C’est un endroit décomposé, détruit. Il reste des rues que la caméra parcourt, bordées d’immeubles, de maisons éventrées.
Sur la chaussée, des véhicules, des chars incendiés. La guerre vient de passer ici comme un orage, la caméra fait des images, il y a quelques personnes qui reviennent voir leur ancien lieu de vie, là où c’était le bonheur sommaire, avec les rires des enfants et la joie des jardins, là où il n’y a plus qu’amas de pierres, que gravats, que les pleurs et les questions sans réponse.
Et puis bientôt sur la chaussée, des corps morts, certains les mains nouées derrière eux avec un chiffon blanc, d’autres encore mêlés à leur vélo, à terre. Les corps morts font une ponctuation obsédante que le regard n’épuise pas, la caméra va d’un côté et de l’autre, comme hébétée, la voix commente d’un ton presque posé, la voix cherche à se mettre à distance, à dévoiler l’horreur sans ressentiment, sans émotion.

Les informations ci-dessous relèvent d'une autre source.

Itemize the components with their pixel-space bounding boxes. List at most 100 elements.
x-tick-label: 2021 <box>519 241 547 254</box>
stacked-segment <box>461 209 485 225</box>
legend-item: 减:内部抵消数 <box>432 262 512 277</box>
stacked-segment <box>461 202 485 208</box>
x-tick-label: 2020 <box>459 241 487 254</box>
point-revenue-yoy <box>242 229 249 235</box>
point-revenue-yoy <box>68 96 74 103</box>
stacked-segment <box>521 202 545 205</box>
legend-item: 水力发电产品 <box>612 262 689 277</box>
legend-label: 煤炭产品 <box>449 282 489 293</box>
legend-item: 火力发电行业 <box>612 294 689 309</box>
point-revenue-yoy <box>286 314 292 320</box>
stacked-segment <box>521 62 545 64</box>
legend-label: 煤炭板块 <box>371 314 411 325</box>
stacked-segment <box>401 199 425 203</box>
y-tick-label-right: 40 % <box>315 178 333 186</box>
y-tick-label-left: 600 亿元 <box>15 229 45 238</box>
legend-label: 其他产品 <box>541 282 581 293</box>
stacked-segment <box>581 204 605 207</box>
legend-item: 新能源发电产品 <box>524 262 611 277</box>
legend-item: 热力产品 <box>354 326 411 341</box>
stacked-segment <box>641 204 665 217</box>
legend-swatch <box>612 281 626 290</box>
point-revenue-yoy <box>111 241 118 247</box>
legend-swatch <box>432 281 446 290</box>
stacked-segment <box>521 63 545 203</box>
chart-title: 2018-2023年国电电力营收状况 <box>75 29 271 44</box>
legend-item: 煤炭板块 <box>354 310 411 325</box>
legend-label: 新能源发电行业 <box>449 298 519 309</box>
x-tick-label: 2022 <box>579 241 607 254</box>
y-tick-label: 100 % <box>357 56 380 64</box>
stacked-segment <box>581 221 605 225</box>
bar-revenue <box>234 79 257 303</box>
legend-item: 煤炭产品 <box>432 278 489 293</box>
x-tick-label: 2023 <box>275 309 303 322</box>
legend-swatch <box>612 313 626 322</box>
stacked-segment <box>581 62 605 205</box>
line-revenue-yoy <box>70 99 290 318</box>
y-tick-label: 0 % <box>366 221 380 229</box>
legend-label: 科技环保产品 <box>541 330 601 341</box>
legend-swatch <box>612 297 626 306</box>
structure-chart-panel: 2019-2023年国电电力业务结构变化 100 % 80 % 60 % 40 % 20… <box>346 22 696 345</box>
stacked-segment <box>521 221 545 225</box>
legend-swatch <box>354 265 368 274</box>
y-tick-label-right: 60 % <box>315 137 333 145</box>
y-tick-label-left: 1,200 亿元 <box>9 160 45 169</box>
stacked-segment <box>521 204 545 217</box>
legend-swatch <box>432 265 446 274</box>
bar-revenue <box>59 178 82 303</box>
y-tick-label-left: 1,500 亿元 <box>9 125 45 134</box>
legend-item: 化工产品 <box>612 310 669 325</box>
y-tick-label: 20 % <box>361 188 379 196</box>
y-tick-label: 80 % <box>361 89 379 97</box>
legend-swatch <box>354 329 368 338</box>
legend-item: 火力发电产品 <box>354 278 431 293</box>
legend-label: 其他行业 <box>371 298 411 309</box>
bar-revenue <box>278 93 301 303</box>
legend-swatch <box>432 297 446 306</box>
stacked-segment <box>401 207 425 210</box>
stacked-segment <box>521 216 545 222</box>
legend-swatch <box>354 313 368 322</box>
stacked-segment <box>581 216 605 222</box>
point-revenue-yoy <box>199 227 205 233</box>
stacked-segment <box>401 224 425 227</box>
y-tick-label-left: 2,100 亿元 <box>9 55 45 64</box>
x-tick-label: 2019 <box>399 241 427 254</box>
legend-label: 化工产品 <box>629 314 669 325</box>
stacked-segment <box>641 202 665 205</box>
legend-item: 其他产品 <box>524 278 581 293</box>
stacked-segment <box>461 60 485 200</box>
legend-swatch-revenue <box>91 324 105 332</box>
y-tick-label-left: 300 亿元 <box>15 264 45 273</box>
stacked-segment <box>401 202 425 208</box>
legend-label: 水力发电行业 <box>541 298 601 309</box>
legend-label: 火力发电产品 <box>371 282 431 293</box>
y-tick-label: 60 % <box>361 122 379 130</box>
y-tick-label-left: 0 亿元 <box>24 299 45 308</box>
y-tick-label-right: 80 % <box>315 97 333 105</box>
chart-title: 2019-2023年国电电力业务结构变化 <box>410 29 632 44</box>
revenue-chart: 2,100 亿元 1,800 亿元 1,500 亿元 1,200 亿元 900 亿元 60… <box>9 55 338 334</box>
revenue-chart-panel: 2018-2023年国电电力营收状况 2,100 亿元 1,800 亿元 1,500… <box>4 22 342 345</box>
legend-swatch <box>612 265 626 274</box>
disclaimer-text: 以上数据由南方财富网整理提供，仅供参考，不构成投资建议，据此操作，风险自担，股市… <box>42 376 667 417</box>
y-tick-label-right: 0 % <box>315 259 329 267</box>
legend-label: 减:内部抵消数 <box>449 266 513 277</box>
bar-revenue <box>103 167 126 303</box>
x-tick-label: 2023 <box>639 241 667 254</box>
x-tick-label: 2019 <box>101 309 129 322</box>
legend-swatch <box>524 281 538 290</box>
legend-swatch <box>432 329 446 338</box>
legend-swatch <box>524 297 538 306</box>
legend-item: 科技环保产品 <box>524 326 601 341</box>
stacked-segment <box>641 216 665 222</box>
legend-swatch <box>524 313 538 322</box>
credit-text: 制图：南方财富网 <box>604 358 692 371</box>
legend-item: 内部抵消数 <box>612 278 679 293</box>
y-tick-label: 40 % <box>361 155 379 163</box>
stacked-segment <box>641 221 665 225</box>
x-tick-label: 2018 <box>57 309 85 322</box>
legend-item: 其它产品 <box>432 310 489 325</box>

L’horreur, ce qui saisit d’effroi, ce qui fait répulsion, aussi la scène dure peu, mais les images font vite “ le tour du monde ”. Ces êtres morts nous pétrifient un moment. Un moment seulement il faut bien vivre, et continuer de boire à l’inhumanité de l’homme. “ Tout ceci n’est qu’une mise en scène, un plateau de tournage ” disent ceux-là mêmes qui ont fomenté la tuerie. L’image poussée à son extrême d’image, la guerre n’est qu’une image, on ne meurt pas vraiment, il faut toujours cacher la violence. Inéluctable et intolérable, la violence qu’on montre, il faut bien s’habituer.
Ces images, et tant d’autres avant elles et à venir encore, “ plus jamais ça ” avait-on dit. Que ne dit-on des images monstrueuses qui jalonnent les jours. On les regarde ces images, la honte sur nous dans le silence de l’horreur. On a l’impression d’une litanie sans fin, comme une procession où l’humanité n’en finirait jamais d’aller vers sa propre destruction. Il faut s’armer, se réarmer, il faut recommencer. Pas de pardon, jamais, dans ces images, pas d’issue vers la confiance, il faut vaincre, éradiquer l’autre, qui fait peur toujours, qui menace, il faut aller jusqu’à la fin de l’horreur qui n’a pas de fin. On le sait bien pourtant cet infini de la mort, mais le savoir ni l’histoire ne servent à rien.
On voit les images, on serre contre soi l’intimité des proches, ce prochain comme soi-même qu'on tente de préserver, à tâtons, d'irriguer d'énergie amoureuse, pacifiée. On se dit que la raison, comme les idées, ont déserté le monde, qu'il va falloir errer sans fin entre les images et l'horreur, sans autre viatique que le doute, l'incertitude, ou la foi si rarement croisée dans le regard d'un enfant sauvé des décombres.